Simulation and Real-World Deployment

The plan uses a mujoco-based simulation with multi-morphology robot models for verification, followed by attempts at cross-platform real-world deployment. In simulation, the same instruction "bypass obstacle and enter the room on the right" drives wheeled and quadruped robots to plan different paths and execute different motion patterns. Real-world demos use a custom wheeled platform and Petoi Bittle. Later iterations will expand language interaction capabilities.

The X5 system's RGB camera and IMU data feed into the high-level VLM and the low-level policy. A ROS2 bridge receives low-level policy outputs of target joint angles and converts them into motor control commands.

Training Strategy

After training the quadruped policy, the high-level VLM is frozen and only the low-level policy is fine-tuned to adapt to humanoid and wheeled robots. The simulation environment randomly generates obstacles, terrain variations, and lighting changes to validate policy robustness. The project compares the efficiency and required compute of the hierarchical approach with end-to-end RL strategies.

Example tasks include: a wheeled robot executing "move down the corridor, turn right at the second doorway" and a legged robot performing "avoid floor debris and place the specified object at the designated location".

Hardware and resources: one engineering machine for RL training (or equivalent cloud compute), 3D printing for custom parts, and upgraded servomotors as the drive motors (TBD).

VLM Role and Model Evaluation

The project treats the VLM role closer to a vision-language assistant (VLA) focused on scene understanding and interaction, rather than pure vision-and-language navigation (VLN) centered on path planning.

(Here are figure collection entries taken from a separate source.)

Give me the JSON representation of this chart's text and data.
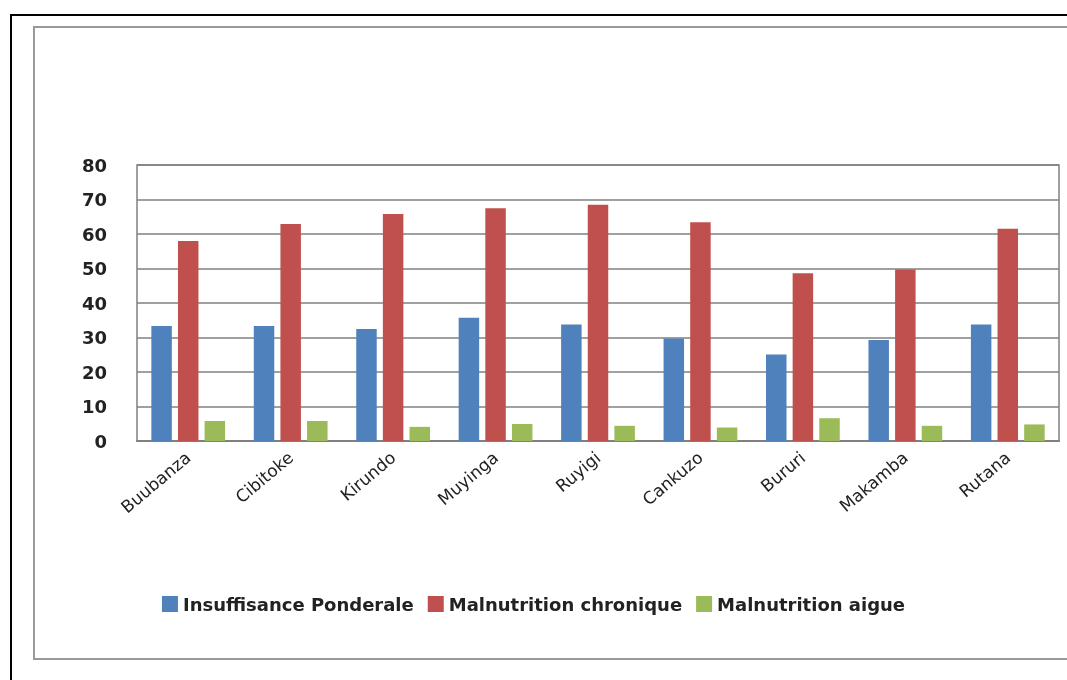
{
  "chart_data": {
    "type": "bar",
    "categories": [
      "Buubanza",
      "Cibitoke",
      "Kirundo",
      "Muyinga",
      "Ruyigi",
      "Cankuzo",
      "Bururi",
      "Makamba",
      "Rutana"
    ],
    "series": [
      {
        "name": "Insuffisance Ponderale",
        "color": "#4f81bd",
        "values": [
          33.3,
          33.3,
          32.5,
          35.7,
          33.8,
          29.7,
          25.1,
          29.3,
          33.8
        ]
      },
      {
        "name": "Malnutrition chronique",
        "color": "#c0504d",
        "values": [
          58,
          62.9,
          65.8,
          67.5,
          68.5,
          63.4,
          48.6,
          49.7,
          61.5
        ]
      },
      {
        "name": "Malnutrition aigue",
        "color": "#9bbb59",
        "values": [
          5.8,
          5.8,
          4.1,
          4.9,
          4.4,
          3.9,
          6.6,
          4.4,
          4.8
        ]
      }
    ],
    "ylim": [
      0,
      80
    ],
    "yticks": [
      0,
      10,
      20,
      30,
      40,
      50,
      60,
      70,
      80
    ],
    "grid": "y",
    "legend": "bottom"
  }
}
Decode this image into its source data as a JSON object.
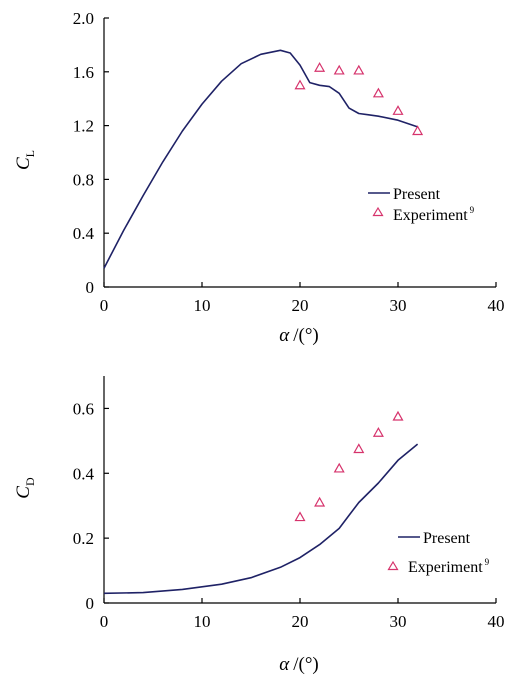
{
  "chart_data": [
    {
      "type": "line",
      "ylabel": "C",
      "ylabel_sub": "L",
      "xlabel_symbol": "α",
      "xlabel_unit": "/(°)",
      "xlim": [
        0,
        40
      ],
      "ylim": [
        0,
        2.0
      ],
      "x_ticks": [
        0,
        10,
        20,
        30,
        40
      ],
      "y_ticks": [
        0,
        0.4,
        0.8,
        1.2,
        1.6,
        2.0
      ],
      "x_tick_labels": [
        "0",
        "10",
        "20",
        "30",
        "40"
      ],
      "y_tick_labels": [
        "0",
        "0.4",
        "0.8",
        "1.2",
        "1.6",
        "2.0"
      ],
      "grid": false,
      "legend_position": "right",
      "series": [
        {
          "name": "Present",
          "style": "line",
          "color": "#1f2266",
          "x": [
            0,
            2,
            4,
            6,
            8,
            10,
            12,
            14,
            16,
            18,
            19,
            20,
            21,
            22,
            23,
            24,
            25,
            26,
            27,
            28,
            30,
            32
          ],
          "y": [
            0.14,
            0.42,
            0.68,
            0.93,
            1.16,
            1.36,
            1.53,
            1.66,
            1.73,
            1.76,
            1.74,
            1.65,
            1.52,
            1.5,
            1.49,
            1.44,
            1.33,
            1.29,
            1.28,
            1.27,
            1.24,
            1.19
          ]
        },
        {
          "name": "Experiment",
          "name_sup": "9",
          "style": "marker",
          "marker": "triangle",
          "color": "#d6336c",
          "x": [
            20,
            22,
            24,
            26,
            28,
            30,
            32
          ],
          "y": [
            1.5,
            1.63,
            1.61,
            1.61,
            1.44,
            1.31,
            1.16
          ]
        }
      ]
    },
    {
      "type": "line",
      "ylabel": "C",
      "ylabel_sub": "D",
      "xlabel_symbol": "α",
      "xlabel_unit": "/(°)",
      "xlim": [
        0,
        40
      ],
      "ylim": [
        0,
        0.7
      ],
      "x_ticks": [
        0,
        10,
        20,
        30,
        40
      ],
      "y_ticks": [
        0,
        0.2,
        0.4,
        0.6
      ],
      "x_tick_labels": [
        "0",
        "10",
        "20",
        "30",
        "40"
      ],
      "y_tick_labels": [
        "0",
        "0.2",
        "0.4",
        "0.6"
      ],
      "grid": false,
      "legend_position": "bottom-right",
      "series": [
        {
          "name": "Present",
          "style": "line",
          "color": "#1f2266",
          "x": [
            0,
            4,
            8,
            12,
            15,
            18,
            20,
            22,
            24,
            25,
            26,
            28,
            30,
            32
          ],
          "y": [
            0.03,
            0.032,
            0.042,
            0.058,
            0.078,
            0.11,
            0.14,
            0.18,
            0.23,
            0.27,
            0.31,
            0.37,
            0.44,
            0.49
          ]
        },
        {
          "name": "Experiment",
          "name_sup": "9",
          "style": "marker",
          "marker": "triangle",
          "color": "#d6336c",
          "x": [
            20,
            22,
            24,
            26,
            28,
            30
          ],
          "y": [
            0.265,
            0.31,
            0.415,
            0.475,
            0.525,
            0.575
          ]
        }
      ]
    }
  ]
}
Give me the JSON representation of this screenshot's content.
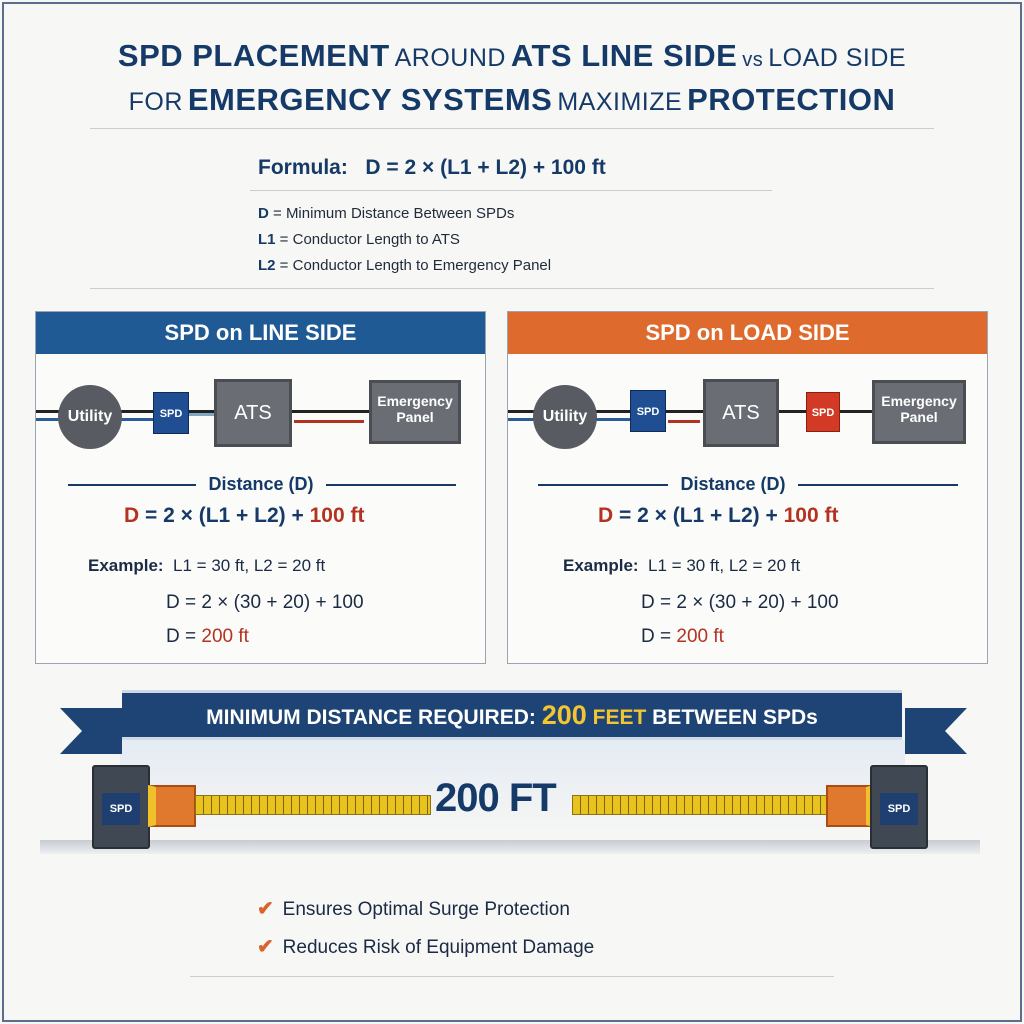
{
  "title": {
    "l1a": "SPD PLACEMENT",
    "l1b": "AROUND",
    "l1c": "ATS LINE SIDE",
    "l1d": "vs",
    "l1e": "LOAD SIDE",
    "l2a": "FOR",
    "l2b": "EMERGENCY SYSTEMS",
    "l2c": "MAXIMIZE",
    "l2d": "PROTECTION"
  },
  "formula": {
    "label": "Formula:",
    "expr": "D = 2 × (L1 + L2) + 100 ft",
    "defs": [
      {
        "sym": "D",
        "text": " = Minimum Distance Between SPDs"
      },
      {
        "sym": "L1",
        "text": " = Conductor Length to ATS"
      },
      {
        "sym": "L2",
        "text": " = Conductor Length to Emergency Panel"
      }
    ]
  },
  "panels": [
    {
      "title": "SPD on LINE SIDE",
      "color": "#1f5a94",
      "utility": "Utility",
      "spd": "SPD",
      "ats": "ATS",
      "panel1": "Emergency",
      "panel2": "Panel",
      "distance": "Distance (D)",
      "eq_d": "D",
      "eq_mid": " = 2 × (L1 + L2) + ",
      "eq_end": "100 ft",
      "example_label": "Example:",
      "example_vals": "L1 = 30 ft, L2 = 20 ft",
      "calc": "D = 2 × (30 + 20) + 100",
      "res_d": "D = ",
      "res_v": "200 ft"
    },
    {
      "title": "SPD on LOAD SIDE",
      "color": "#df6a2e",
      "utility": "Utility",
      "spd": "SPD",
      "spd2": "SPD",
      "ats": "ATS",
      "panel1": "Emergency",
      "panel2": "Panel",
      "distance": "Distance (D)",
      "eq_d": "D",
      "eq_mid": " = 2 × (L1 + L2) + ",
      "eq_end": "100 ft",
      "example_label": "Example:",
      "example_vals": "L1 = 30 ft, L2 = 20 ft",
      "calc": "D = 2 × (30 + 20) + 100",
      "res_d": "D = ",
      "res_v": "200 ft"
    }
  ],
  "banner": {
    "a": "MINIMUM DISTANCE REQUIRED:",
    "b": "200",
    "c": "FEET",
    "d": "BETWEEN SPDs"
  },
  "measure": {
    "label": "200 FT",
    "left_spd": "SPD",
    "right_spd": "SPD"
  },
  "benefits": [
    "Ensures Optimal Surge Protection",
    "Reduces Risk of Equipment Damage"
  ]
}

The VLM is not required to output precise position estimates, especially when depth sensing is not available; a coarse distance estimate sufficient to output the next-step instruction is acceptable.

Open-source VLMs were evaluated:

openVLA: produces end-to-end outputs that depend on specific morphology and is therefore unsuitable for the cross-morphology goal.
LLaVA: locally deployable 7B model; spatial perception was insufficient and runtime throughput did not meet requirements (about 1 item/min).
Qwen-72B fine-tuning: collected data by photographing 80+ scenes with corresponding prompt descriptions and fine-tuned via the official API. Fine-tuned deployment costs were too high (about 160 RMB/hour), so that path was abandoned.

Revised plan: do not require the VLM to estimate exact positions. Instead, have it output coarse distance judgments and the next-step task instruction. The native Qwen-72B model can then satisfy this requirement without expensive fine-tuning.

Low-Level Mapping and RL

The goal is to map intermediate action instructions to robot joint angles and torques, and, when possible, make this mapping cross-morphology. This requires addressing variable-length output issues before cross-morphology low-level mapping can be considered verified.

The RL effort focuses on the quadruped robot. A Mujoco simulation environment was implemented using Stable-Baselines3 to train policies. Basic requirements include stable straight walking and turning. Given the low frequency of the VLM (about 1 item/s), an additional velocity-tracking controller is required for real-time obstacle avoidance; this component is also implemented via RL.

Project Timeline

Week 1: Build simulation scenes; model and control tests for legged and wheeled robots.
Week 2: Build high-level VLM; complete multimodal control input and achieve intermediate instruction generation accuracy > 80%; perform sim-to-real optimization and demo on X5 RDK wheeled platform.
Week 3: Deploy low-level quadruped PPO policy training in simulation; initial cross-morphology task tests.
Week 4: Attempt high-precision simulation in 3dgs scenes.

Current Status and Objectives

Simulation environment setup and model construction are complete. Next steps prioritize data acquisition, reinforcement training, and real-world deployment. The objective is to complete the translation from natural language to intermediate action instructions and demonstrate morphology-agnostic behavior for simple tasks such as locomotion.